Fishwick nodded, his face a shadow behind the lights.
“Because I kept convincing myself… against the growing evidence. After all, there are so many good, solid, Darwinian explanations for why religious faith has evolved. And yet I also had evidence of the necessity of faith. People who have faith are healthier, happier, they live longer, they even have stronger immune systems. This is scientific fact. So I became… very confused.” The nurse was calling Fishwick to scrutinize a larger machine, which resembled an ECG monitor.
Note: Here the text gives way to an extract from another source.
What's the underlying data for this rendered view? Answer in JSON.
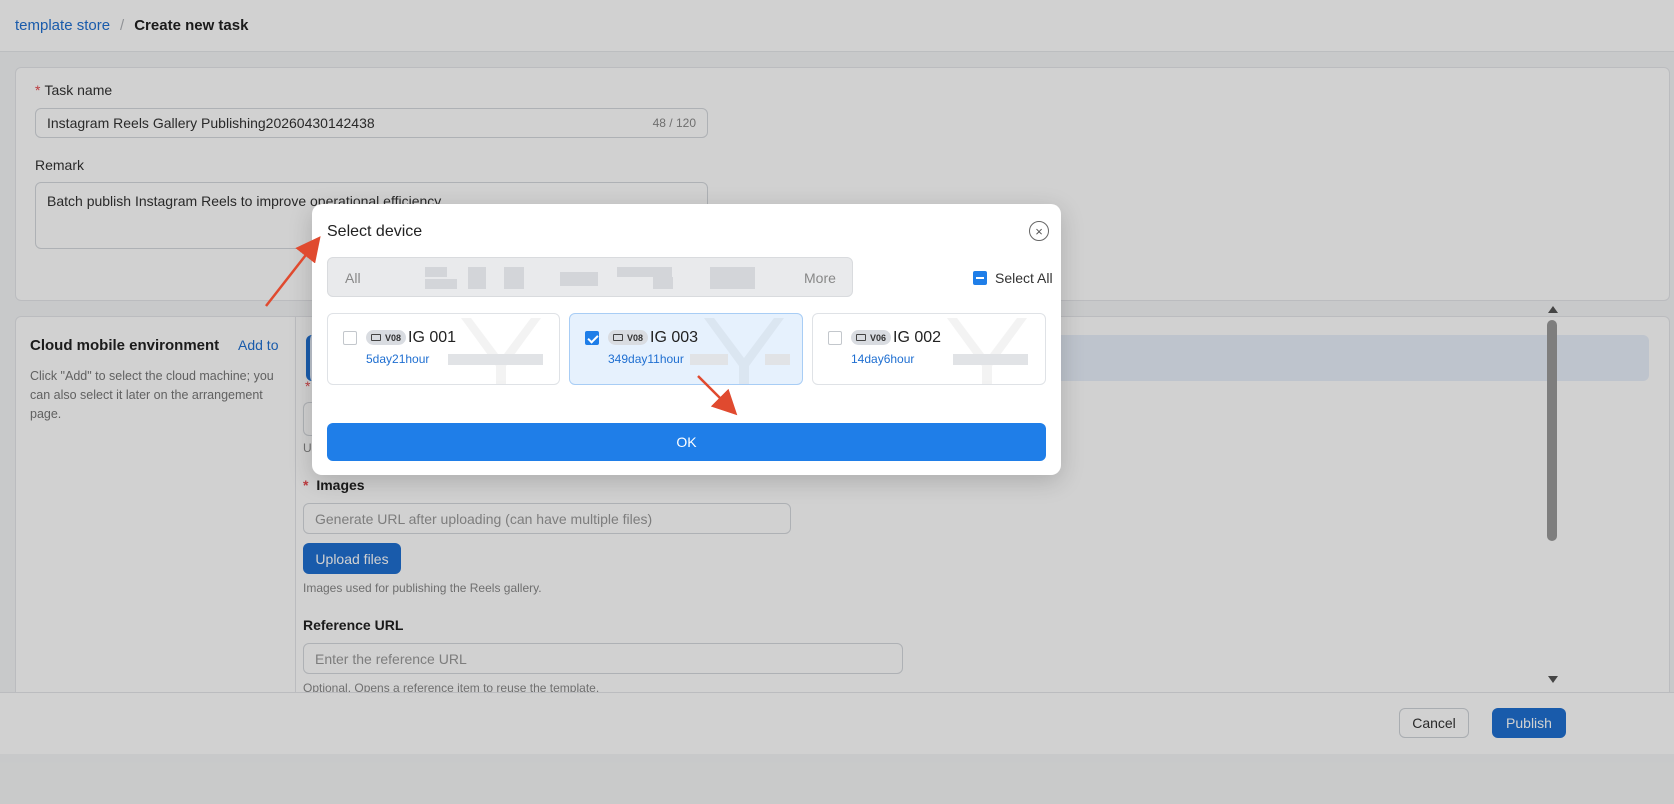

The surgeon softly spoke to the nurse and returned to his theme. “Then, one day, quite recently, I discovered another very curious fact during my research. It’s Parkinson’s disease. People who have Parkinson’s, even the mildest form… are less likely to be believers.”
The nurse was standing with the rubber mask, ready to hand it over.
“And that means?” Jake grasped at the last shreds of this reality. “What does that mean?”
“It is therefore at least arguable that atheism is a form of dementia. Imagine that! Atheism is a kind of psychosis, a mental illness. The healthy mind is, very, very truly, a mind that believes.” An electronic chime rang across the room. “OK, Jake, that’s the signal. The temperature is critical, we need to do this… right now. We can’t wait any longer.”
“Wait, I want to know.” Even as the rubber mask of anesthesia was clamped over his mouth, Jake felt the cry of a question in his godless mind. “I still don’t know why. Why does it make us happier? Why are we meant to believe?”
But his question was met by the black silence of unconsciousness.